Snapshots from Eagle's Nest Colorado |
6/9
To take the path less travelled in the case of Gore Creek vs. Deluge Creek turns out to be plenty worthwhile. The Gore Creek trail is understandably one of the most used trails in the Vail valley, as it is easy access and shows the origin of the fierce namesake river that defines the valley and city.

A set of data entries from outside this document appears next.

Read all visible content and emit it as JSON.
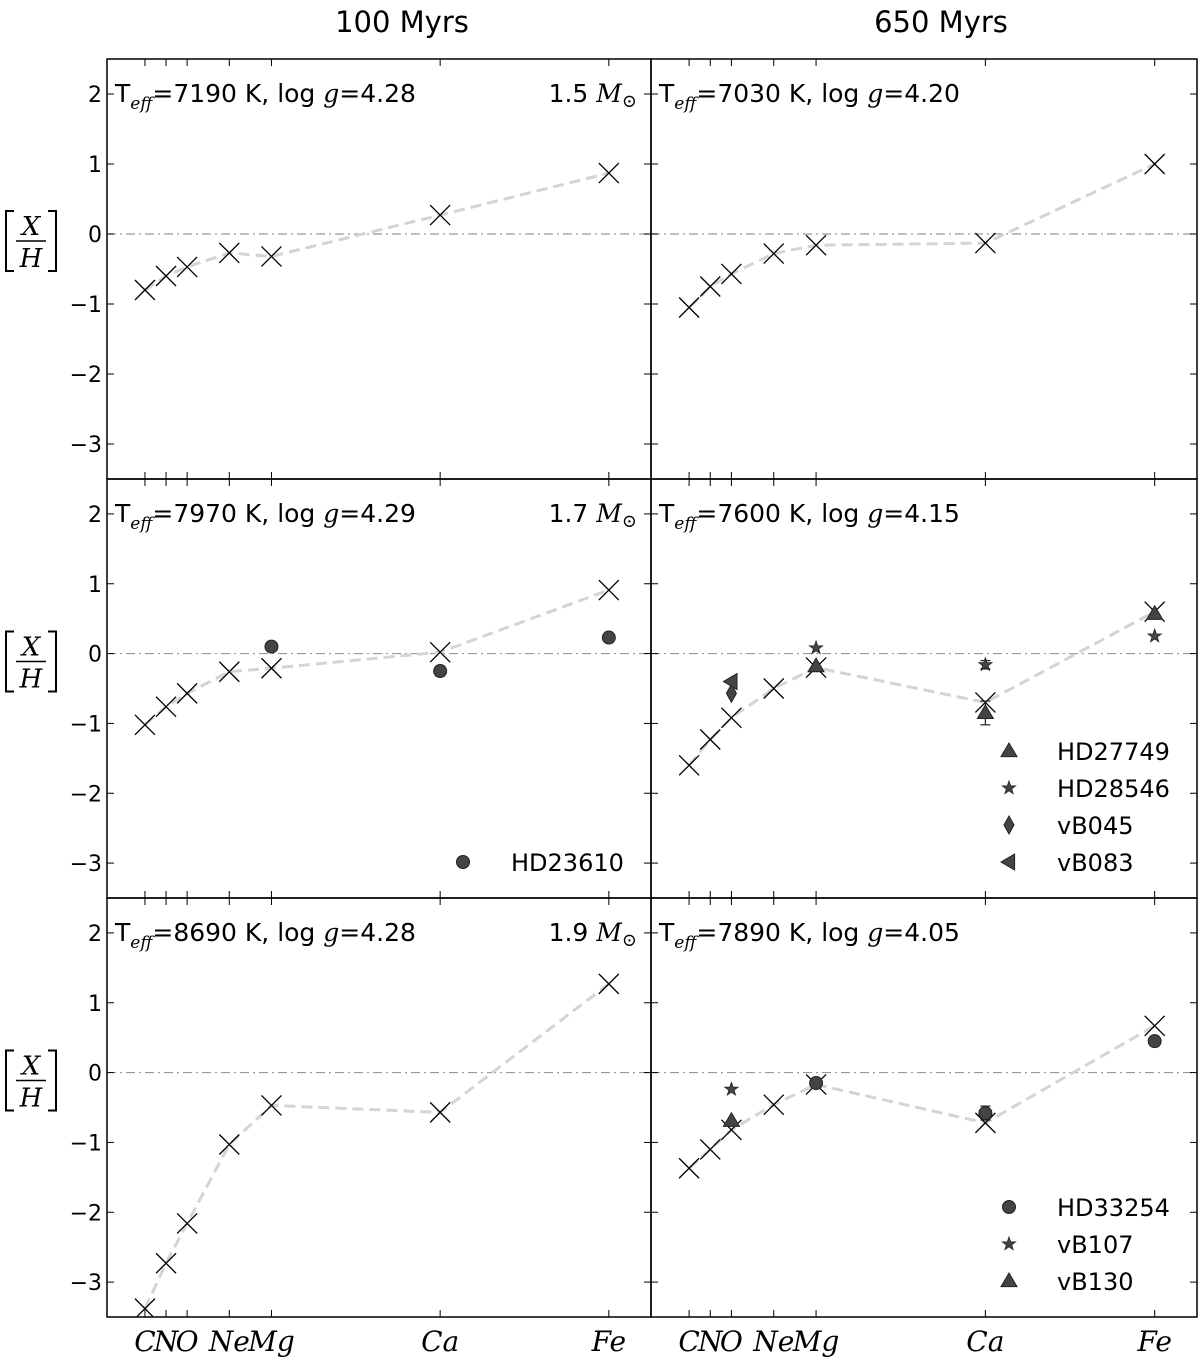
{
  "figure": {
    "column_titles": [
      "100 Myrs",
      "650 Myrs"
    ],
    "ylabel": {
      "num": "X",
      "den": "H"
    }
  },
  "chart_data": {
    "type": "scatter",
    "elements": [
      "C",
      "N",
      "O",
      "Ne",
      "Mg",
      "Ca",
      "Fe"
    ],
    "element_x": [
      1,
      1.5,
      2,
      3,
      4,
      8,
      12
    ],
    "xlim": [
      0.1,
      13.0
    ],
    "ylim": [
      -3.5,
      2.5
    ],
    "yticks": [
      2,
      1,
      0,
      -1,
      -2,
      -3
    ],
    "ytick_labels": [
      "2",
      "1",
      "0",
      "−1",
      "−2",
      "−3"
    ],
    "reference_line": 0,
    "panels": [
      {
        "row": 0,
        "col": 0,
        "params": "T_eff=7190 K, log g=4.28",
        "teff": "7190",
        "logg": "4.28",
        "mass": "1.5",
        "model": [
          -0.8,
          -0.6,
          -0.47,
          -0.27,
          -0.32,
          0.27,
          0.87
        ],
        "observations": [],
        "legend": []
      },
      {
        "row": 0,
        "col": 1,
        "params": "T_eff=7030 K, log g=4.20",
        "teff": "7030",
        "logg": "4.20",
        "model": [
          -1.05,
          -0.75,
          -0.57,
          -0.28,
          -0.16,
          -0.13,
          1.0
        ],
        "observations": [],
        "legend": []
      },
      {
        "row": 1,
        "col": 0,
        "params": "T_eff=7970 K, log g=4.29",
        "teff": "7970",
        "logg": "4.29",
        "mass": "1.7",
        "model": [
          -1.02,
          -0.76,
          -0.57,
          -0.26,
          -0.21,
          0.02,
          0.91
        ],
        "observations": [
          {
            "star": "HD23610",
            "marker": "circle",
            "points": [
              {
                "element": "Mg",
                "value": 0.1
              },
              {
                "element": "Ca",
                "value": -0.25,
                "err": 0.07
              },
              {
                "element": "Fe",
                "value": 0.23
              }
            ]
          }
        ],
        "legend": [
          {
            "label": "HD23610",
            "marker": "circle"
          }
        ]
      },
      {
        "row": 1,
        "col": 1,
        "params": "T_eff=7600 K, log g=4.15",
        "teff": "7600",
        "logg": "4.15",
        "model": [
          -1.6,
          -1.23,
          -0.92,
          -0.5,
          -0.2,
          -0.7,
          0.6
        ],
        "observations": [
          {
            "star": "HD27749",
            "marker": "triangle-up",
            "points": [
              {
                "element": "Mg",
                "value": -0.18
              },
              {
                "element": "Ca",
                "value": -0.85,
                "err": 0.17
              },
              {
                "element": "Fe",
                "value": 0.57
              }
            ]
          },
          {
            "star": "HD28546",
            "marker": "star",
            "points": [
              {
                "element": "Mg",
                "value": 0.08
              },
              {
                "element": "Ca",
                "value": -0.16,
                "err": 0.06
              },
              {
                "element": "Fe",
                "value": 0.25
              }
            ]
          },
          {
            "star": "vB045",
            "marker": "thin-diamond",
            "points": [
              {
                "element": "O",
                "value": -0.57
              }
            ]
          },
          {
            "star": "vB083",
            "marker": "triangle-left",
            "points": [
              {
                "element": "O",
                "value": -0.4
              }
            ]
          }
        ],
        "legend": [
          {
            "label": "HD27749",
            "marker": "triangle-up"
          },
          {
            "label": "HD28546",
            "marker": "star"
          },
          {
            "label": "vB045",
            "marker": "thin-diamond"
          },
          {
            "label": "vB083",
            "marker": "triangle-left"
          }
        ]
      },
      {
        "row": 2,
        "col": 0,
        "params": "T_eff=8690 K, log g=4.28",
        "teff": "8690",
        "logg": "4.28",
        "mass": "1.9",
        "model": [
          -3.38,
          -2.73,
          -2.16,
          -1.03,
          -0.47,
          -0.57,
          1.27
        ],
        "observations": [],
        "legend": []
      },
      {
        "row": 2,
        "col": 1,
        "params": "T_eff=7890 K, log g=4.05",
        "teff": "7890",
        "logg": "4.05",
        "model": [
          -1.37,
          -1.1,
          -0.82,
          -0.46,
          -0.17,
          -0.72,
          0.67
        ],
        "observations": [
          {
            "star": "HD33254",
            "marker": "circle",
            "points": [
              {
                "element": "Mg",
                "value": -0.15
              },
              {
                "element": "Ca",
                "value": -0.58,
                "err": 0.1
              },
              {
                "element": "Fe",
                "value": 0.45,
                "err": 0.06
              }
            ]
          },
          {
            "star": "vB107",
            "marker": "star",
            "points": [
              {
                "element": "O",
                "value": -0.24
              }
            ]
          },
          {
            "star": "vB130",
            "marker": "triangle-up",
            "points": [
              {
                "element": "O",
                "value": -0.69
              }
            ]
          }
        ],
        "legend": [
          {
            "label": "HD33254",
            "marker": "circle"
          },
          {
            "label": "vB107",
            "marker": "star"
          },
          {
            "label": "vB130",
            "marker": "triangle-up"
          }
        ]
      }
    ]
  }
}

Deluge is less travelled. It is a narrowly cut trail, no wider than the width of a hiker's walking gate and as pictures of previous years shows, the trail is often over run on either side by wildflowers; it is steep for the first two two miles, rising up through hardscrabble, not to mention the fact that it looks
something like a wild life playground...so close to the trail that your eyes have to be adjusted to a more immediate possible encounter from anything from deer, marmot, moose or bear. And yet this side of the Gore valley is more verdant, sprawling by wider stretches of wildflower meadow, fir and aspen, as well as lodgepole pine. Once up above the 2-mile mark, the trail evens out some, and one is
left with a view below that transports to visions of subalpine scenes of the Alps. Like Gore, Deluge leads to a lake eventually, just over 11,000 feet up, where written descriptions have described seeing a mountain lion off in the distance near the lake, and where, one climbing party says, a band of mountain goats that chased the climbers off the ridge and back onto the trail. In other words...this is a trail that gets the hiker about as close to walking up the raw side of a mountain as possible. The fact that there is less foot traffic here means that there is less disruption in the patterns of the wild and that it is important to stay in tune to each coming rocky peak around the bend. This seems to be a sure way that the trail becomes well imprinted on the imagination and one that is not easily forgettable.